Medication Administered in Error Clinical Trial
Official title:
Effect of Bar-code-assisted Medication Administration on Medication Error Rates: a Controlled Randomized Multicentre Trial
Serious medication administration errors are common in hospitals. Various interventions were
developed to help prevention of such errors such as bar-code technology. Investigators aimed
to study the effect of bar-code-assisted medication administration (BCMA) system on the rate
of medication errors in two hospitals.
They will conduct a randomized controlled trial in 6 care units of two hospitals in Paris,
France. Each unit will be randomized in either the control group or the intervention group
using the bar-code system to help drug administration. The observation method will be used to
evaluate the error rates in the 2 groups at baseline and when BCMA will be implanted. Nurses
of the unit will be randomized to determine who will be observed during the administration
rounds.
Considering the results of a passed observational study in 4 units (Berdot, BMC Health Serv
Research 2012) and the results of the study by Poon and al. (NEJM 2010), investigators
estimated that 5.981 TOE (Total Opportunities for Errors) are needed to detect a relative
reduction of 45% of error rate.
The ADIM system (Aide a la Distribution Informatisee des Medicaments) consists of 2 machines
with photographic reconnaissance and readers: one for preparation assistance that can be
placed at the pharmacy or in the clinical service and one to assist the administration by the
nurse in the clinical service.
The system ADIM preparation consists of a working area with 2 reader devices (a RFID reader
and a bar code reader) and a touch screen . It allows selection from the list of patients,
the patient's prescription for which the preparation will be made.
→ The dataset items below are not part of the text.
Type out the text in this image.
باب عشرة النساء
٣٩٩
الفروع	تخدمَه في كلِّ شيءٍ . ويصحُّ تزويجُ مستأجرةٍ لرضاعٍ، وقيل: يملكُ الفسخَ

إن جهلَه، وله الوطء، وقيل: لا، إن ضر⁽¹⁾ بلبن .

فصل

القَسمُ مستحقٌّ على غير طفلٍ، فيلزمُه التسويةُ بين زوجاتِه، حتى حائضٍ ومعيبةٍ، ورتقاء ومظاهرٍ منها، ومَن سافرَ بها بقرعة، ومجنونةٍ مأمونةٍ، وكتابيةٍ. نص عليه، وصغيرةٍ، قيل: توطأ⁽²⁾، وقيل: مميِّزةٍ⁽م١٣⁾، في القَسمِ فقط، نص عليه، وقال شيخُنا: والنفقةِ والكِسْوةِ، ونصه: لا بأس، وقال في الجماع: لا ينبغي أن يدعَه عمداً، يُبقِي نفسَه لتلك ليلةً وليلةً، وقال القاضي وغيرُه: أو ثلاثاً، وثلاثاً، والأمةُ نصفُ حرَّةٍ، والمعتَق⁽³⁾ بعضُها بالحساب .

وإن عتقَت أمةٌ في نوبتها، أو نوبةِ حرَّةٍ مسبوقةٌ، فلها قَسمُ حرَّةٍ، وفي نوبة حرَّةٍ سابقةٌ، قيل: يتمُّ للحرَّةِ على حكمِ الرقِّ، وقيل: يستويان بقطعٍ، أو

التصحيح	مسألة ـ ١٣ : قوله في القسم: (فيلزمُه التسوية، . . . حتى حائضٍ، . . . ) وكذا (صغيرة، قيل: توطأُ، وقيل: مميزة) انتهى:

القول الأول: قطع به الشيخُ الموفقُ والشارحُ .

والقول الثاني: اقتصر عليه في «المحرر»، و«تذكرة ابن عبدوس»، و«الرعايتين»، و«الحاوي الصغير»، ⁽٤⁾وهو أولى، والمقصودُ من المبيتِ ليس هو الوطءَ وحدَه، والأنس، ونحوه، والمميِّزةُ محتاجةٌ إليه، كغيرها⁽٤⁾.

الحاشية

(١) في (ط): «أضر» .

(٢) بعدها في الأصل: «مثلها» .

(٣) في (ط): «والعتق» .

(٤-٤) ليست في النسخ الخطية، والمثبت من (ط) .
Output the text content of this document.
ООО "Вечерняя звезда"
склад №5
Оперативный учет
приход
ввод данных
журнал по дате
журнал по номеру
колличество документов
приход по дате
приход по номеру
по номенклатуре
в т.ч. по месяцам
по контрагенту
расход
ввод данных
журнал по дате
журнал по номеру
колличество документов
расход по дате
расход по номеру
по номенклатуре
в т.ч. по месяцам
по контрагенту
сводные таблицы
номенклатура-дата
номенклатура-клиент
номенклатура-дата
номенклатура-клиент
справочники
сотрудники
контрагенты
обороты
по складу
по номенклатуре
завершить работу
It is linked to the drug
data base.
The system ADIM administration is composed of a laptop with touch screen, 2 readers (a RFID
reader and a barcode reader) , the elements needed to care and a work plan and drawers
containing unit dose drugs for patients for a specific nurse. The nurse scans her/his badge,
the patient's wristband and each dose administered and prepared by the pharmacy. If the dose
is not prepared by the pharmacy, the nurse takes the dose in the automat cabinet. The nurse
scans the drug's barcode or select on the touch screen the drug and the required dose of the
drug. In case of discrepancy with the prescription, there is a visual alert. However, the
alert can be override by the nurse if she/he gives a justification.